11:00 a.m. update: Reports from Twitter indicate snow in moderate-to-heavy band west of D.C. is not sticking to roads, but it’s not impossible that this band – which is shifting east – into the District and across I-270 could put down a bit of slush on the north side. For certain, it will reduce visibilities at time, so use caution. In the afternoon, snow should generally be light and may mix with and change to rain, especially along and east of I-95.
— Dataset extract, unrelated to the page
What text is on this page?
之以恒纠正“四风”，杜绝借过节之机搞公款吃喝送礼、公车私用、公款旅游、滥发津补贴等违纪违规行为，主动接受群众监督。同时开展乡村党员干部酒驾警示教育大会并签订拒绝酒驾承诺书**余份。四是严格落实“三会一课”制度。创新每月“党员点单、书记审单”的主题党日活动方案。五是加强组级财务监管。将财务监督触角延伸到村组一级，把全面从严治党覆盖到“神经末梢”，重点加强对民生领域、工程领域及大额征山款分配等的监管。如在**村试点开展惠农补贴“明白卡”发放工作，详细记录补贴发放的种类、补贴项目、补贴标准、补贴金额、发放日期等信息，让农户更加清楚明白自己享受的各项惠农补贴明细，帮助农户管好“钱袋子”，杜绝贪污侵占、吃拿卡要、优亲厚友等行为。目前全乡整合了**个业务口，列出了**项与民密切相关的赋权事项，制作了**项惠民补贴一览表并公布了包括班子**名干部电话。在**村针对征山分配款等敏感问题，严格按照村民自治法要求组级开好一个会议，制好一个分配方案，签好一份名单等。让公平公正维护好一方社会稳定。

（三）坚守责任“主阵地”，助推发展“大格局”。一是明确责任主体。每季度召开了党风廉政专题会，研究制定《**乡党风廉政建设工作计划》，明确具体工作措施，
10:40 am. update: As the coastal storm is now taking over, we’re getting some redevelopment of snow over D.C.’s western suburbs which should expand and shift east and northeast. A little additional accumulation (less than 1 inch mostly) is possible in elevated areas north and west of the Beltway, but – by and large – this snow will have a hard time sticking though it may fall at a good clip through midday.
From 9:46 a.m.: Snow is winding down in the metro region, but not before depositing 1-4 inches in the immediate Washington, D.C. area, with some 3-6 inch totals well north and west of the Beltway. The heavy wet snow adhering to trees and other surfaces has made for some very pretty scenes around the region, which we share with you here.
The snow totals were generally at the high end of our forecast range, but not unexpected (review our forecast made yesterday evening to see what we were calling for). The snow which fell before and around sunrise stuck on some road surfaces causing some travel delays and accidents, but – by and large – this was a scenic, conversational spring snowfall, mostly piling up on grassy areas.
For many locations inside the beltway, this was the biggest snowfall in more than 2 years (since 5 inches fell January 26, 2011). Reagan National Airport officially received 1.4 inches. While this storm broke the longest period on record without 1 inch of snow in a single day, it did not break the record long streak without at least 2 inches.